Obama has largely overseen an explosion in federal spending—with the deficit expected this year to top $1.32 trillion—that did little to propel the economy and employment from the depths of the Great Recession. Independent analysis by the progressive Center on Budget and Policy Priorities argues that the roughly $800 billion stimulus launched in 2009 prevented the situation from becoming even more dire, a tough sell to voters who’ve been waiting throughout his term for a solid recovery that largely appears in the White House’s own budget projections.
Just as the administration endures criticism from predicting the stimulus would hold unemployment beneath 8 percent—it’s currently at 8.3 percent—Romney faces challenges because of the dearth of information out of his campaign. Much of the public conversation so far has centered on taxes.. Romney endorses a permanent 20 percent reduction in tax rates, while Obama would lift the top marginal rates on those making more than $250,000 to levels last seen under Bill Clinton.
The Obama proposal risks a tax increase at a moment when the economy remains winded and other forms of stimulus such as the payroll tax holiday disappear. Romney, on the other hand, has pledged his cuts would be revenue neutral, but he hasn’t said which deductions would be eliminated to guarantee that.
The Tax Policy Center published an analysis last week that showed Romney’s plan would increase the burden on middle and lower income households, while providing a larger break for the wealthy.
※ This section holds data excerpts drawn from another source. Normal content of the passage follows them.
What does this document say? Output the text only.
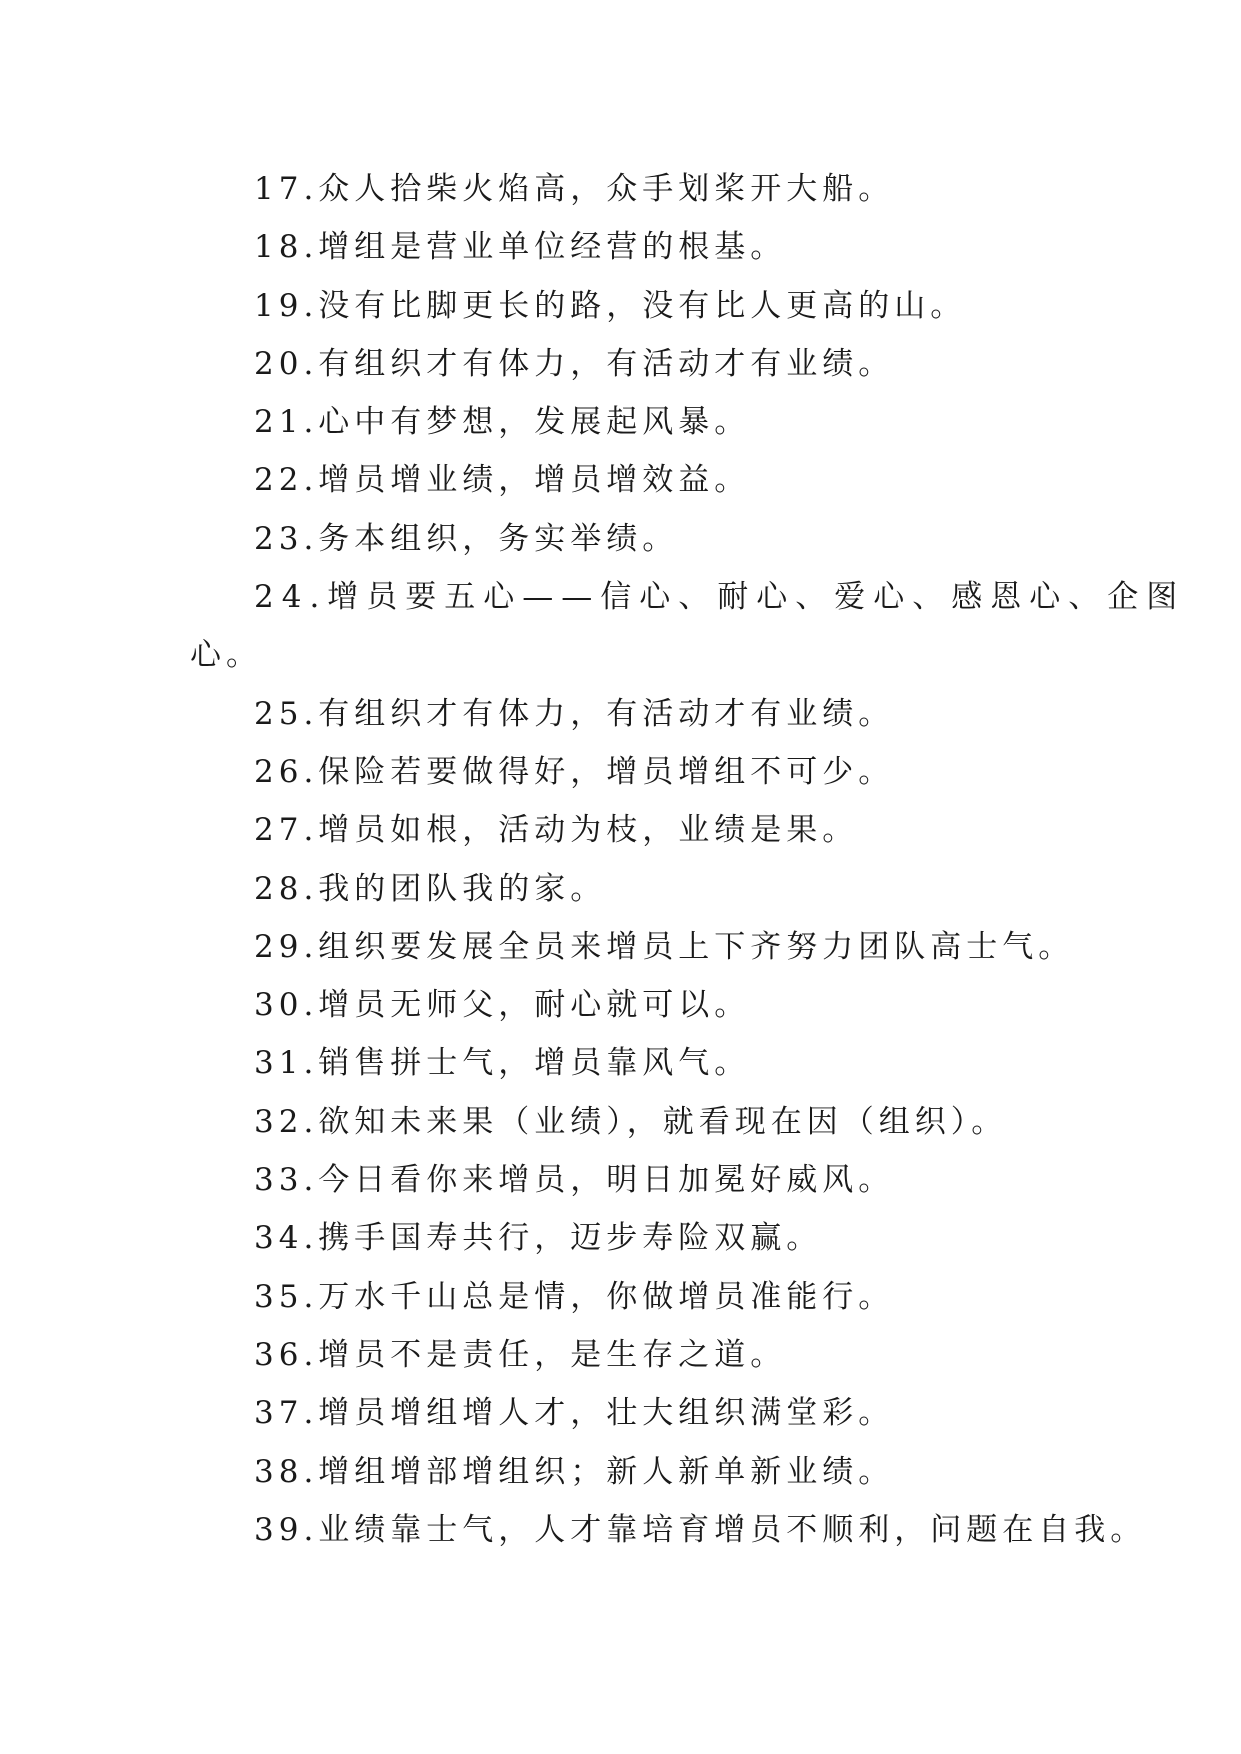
17.众人拾柴火焰高，众手划桨开大船。
18.增组是营业单位经营的根基。
19.没有比脚更长的路，没有比人更高的山。
20.有组织才有体力，有活动才有业绩。
21.心中有梦想，发展起风暴。
22.增员增业绩，增员增效益。
23.务本组织，务实举绩。
24.增员要五心——信心、耐心、爱心、感恩心、企图
心。
25.有组织才有体力，有活动才有业绩。
26.保险若要做得好，增员增组不可少。
27.增员如根，活动为枝，业绩是果。
28.我的团队我的家。
29.组织要发展全员来增员上下齐努力团队高士气。
30.增员无师父，耐心就可以。
31.销售拼士气，增员靠风气。
32.欲知未来果（业绩），就看现在因（组织）。
33.今日看你来增员，明日加冕好威风。
34.携手国寿共行，迈步寿险双赢。
35.万水千山总是情，你做增员准能行。
36.增员不是责任，是生存之道。
37.增员增组增人才，壮大组织满堂彩。
38.增组增部增组织；新人新单新业绩。
39.业绩靠士气，人才靠培育增员不顺利，问题在自我。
And to ensure that the amount of taxes remained flat with the lower rates, Romney would have to end about two-thirds of the existing $1.1 trillion a year in tax breaks, including the popular mortgage interest deduction.
All of that played into rumor-mongering by Senate Majority Harry Reid, D-Nev., that Romney may not have paid the IRS anything for several years, a claim that seems to be based on anonymous hearsay designed to pressure the candidate into releasing his pre-2010 returns.
But as the Tax Policy Center analysis notes, a major factor in determining just how much of the burden would be shifted depends on proposed spending reductions—and the Romney plan lacked the details to incorporate that component into their analysis.
The report noted “that cutting spending would make the plan even more regressive because government spending tends to benefit low- and middle-income households more than tax preferences do.”
Of course, Romney isn’t selling his budget as a way to improve fairness—just the unemployment rate and gross domestic product. He would shrink federal spending from 24.3 percent of GDP to no more than 20 percent, a move that his adviser Glenn Hubbard, dean of the Columbia Business School, recently claimed would “dramatically reduce policy uncertainty over the need for future tax increases, thus increasing business and consumer confidence.”
But count what reductions are listed in the Romney plan and they fall short of his own target of $500 billion a year in needed cutbacks.
Annual savings—which also have to offset increased military expenditures and the permanent reduction in tax rates—are generated by the following:
- Repeal Obamacare ($95 billion).
- Privatize Amtrak ($1.6 billion).
- Clamp down on support for PBS and the arts ($600 million).
- No more funding for family planning groups like Planned Parenthood ($300 million).
- Trim foreign aid ($100 million).
- Reduce government waste ($60 billion).
- Pay cuts for government employees and contractors—and not replacing federal workers who leave ($62 billion).
The sum of all that is just shy of $220 billion. Include the $100 billion in savings Romney anticipates from turning Medicaid and job training programs into block grants for states, he still has a $180 billion gap in meeting his goal. That can be closed in part by massaging the figures for economic growth just as Obama did in his recent mid-session review.
Romney projects a brisk expansion that is wildly out of whack with private forecasts. He assumes a “robust economic recovery with four percent annual growth,” even though blue chip projections have GDP plodding along at an average of just 2.6 percent over four years.
The irony appears to be lost during election season.
“Any turnaround must begin with clear and realistic goals,” his plan says. “Optimistic projections cannot wish a problem away, they can only make it worse.”